Physical Risks Dominate as Transition Risks Diverge 

Physical climate risks pose the greatest threat to institutional investment portfolios, while differences in sectoral exposures to transition risks are widening, according to updated scenarios released by Ortec Finance. The Netherlands-based risk management solutions provider said physical risk as a result of rising temperatures and greenhouse gas emissions is the most serious threat to asset performance and the stability of the financial system. “The medium to long-term impact of physical risk is far more pronounced in the scenarios that incorporate last year’s 0.2°C temperature spike and simulate the outcomes of the world’s current climate policies,” the firm said.
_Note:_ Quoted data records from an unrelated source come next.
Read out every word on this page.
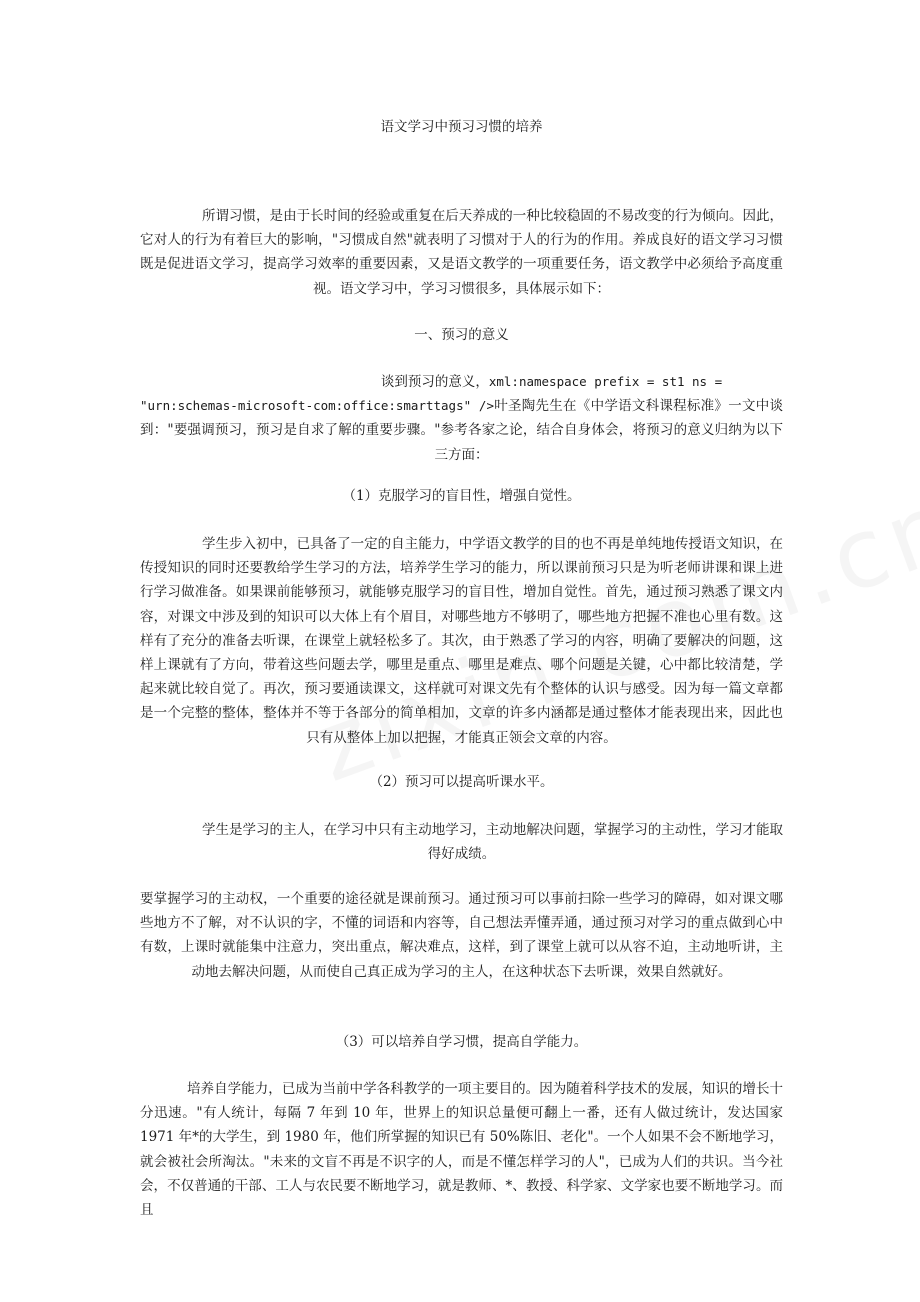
语文学习中预习习惯的培养

所谓习惯，是由于长时间的经验或重复在后天养成的一种比较稳固的不易改变的行为倾向。因此，它对人的行为有着巨大的影响，"习惯成自然"就表明了习惯对于人的行为的作用。养成良好的语文学习习惯既是促进语文学习，提高学习效率的重要因素，又是语文教学的一项重要任务，语文教学中必须给予高度重视。语文学习中，学习习惯很多，具体展示如下：

一、预习的意义

谈到预习的意义，xml:namespace prefix = st1 ns =
"urn:schemas-microsoft-com:office:smarttags" />叶圣陶先生在《中学语文科课程标准》一文中谈到："要强调预习，预习是自求了解的重要步骤。"参考各家之论，结合自身体会，将预习的意义归纳为以下三方面：

（1）克服学习的盲目性，增强自觉性。

学生步入初中，已具备了一定的自主能力，中学语文教学的目的也不再是单纯地传授语文知识，在传授知识的同时还要教给学生学习的方法，培养学生学习的能力，所以课前预习只是为听老师讲课和课上进行学习做准备。如果课前能够预习，就能够克服学习的盲目性，增加自觉性。首先，通过预习熟悉了课文内容，对课文中涉及到的知识可以大体上有个眉目，对哪些地方不够明了，哪些地方把握不准也心里有数。这样有了充分的准备去听课，在课堂上就轻松多了。其次，由于熟悉了学习的内容，明确了要解决的问题，这样上课就有了方向，带着这些问题去学，哪里是重点、哪里是难点、哪个问题是关键，心中都比较清楚，学起来就比较自觉了。再次，预习要通读课文，这样就可对课文先有个整体的认识与感受。因为每一篇文章都是一个完整的整体，整体并不等于各部分的简单相加，文章的许多内涵都是通过整体才能表现出来，因此也只有从整体上加以把握，才能真正领会文章的内容。

（2）预习可以提高听课水平。

学生是学习的主人，在学习中只有主动地学习，主动地解决问题，掌握学习的主动性，学习才能取得好成绩。

要掌握学习的主动权，一个重要的途径就是课前预习。通过预习可以事前扫除一些学习的障碍，如对课文哪些地方不了解，对不认识的字，不懂的词语和内容等，自己想法弄懂弄通，通过预习对学习的重点做到心中有数，上课时就能集中注意力，突出重点，解决难点，这样，到了课堂上就可以从容不迫，主动地听讲，主动地去解决问题，从而使自己真正成为学习的主人，在这种状态下去听课，效果自然就好。

（3）可以培养自学习惯，提高自学能力。

培养自学能力，已成为当前中学各科教学的一项主要目的。因为随着科学技术的发展，知识的增长十分迅速。"有人统计，每隔 7 年到 10 年，世界上的知识总量便可翻上一番，还有人做过统计，发达国家 1971 年*的大学生，到 1980 年，他们所掌握的知识已有 50%陈旧、老化"。一个人如果不会不断地学习，就会被社会所淘汰。"未来的文盲不再是不识字的人，而是不懂怎样学习的人"，已成为人们的共识。当今社会，不仅普通的干部、工人与农民要不断地学习，就是教师、*、教授、科学家、文学家也要不断地学习。而且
Ortec Finance has released 2025 updates to its seven proprietary climate scenarios, developed with Cambridge Econometrics, which aim to assess a range of temperature pathways by 2100 and their systemic macroeconomic and financial market outcomes. Under its high warming scenarios, equity asset performance in the UK and US is anticipated to decline sharply in the 2030s due to an emerging insurance crisis, driven by the manifestation and increasing awareness of physical risks associated with rising temperatures. The updated scenarios also reflect faster uptake and lower pricing of clean energy than expected with investment returns from low-carbon and renewable energy technologies viewed as more resilient across all successful low-carbon transition scenarios. “The gap in projected equity returns because of different sector exposures to transition risk has never been more pronounced and creates opportunities for investors to realign portfolios to mitigate any fallout from the transition,” the firm said.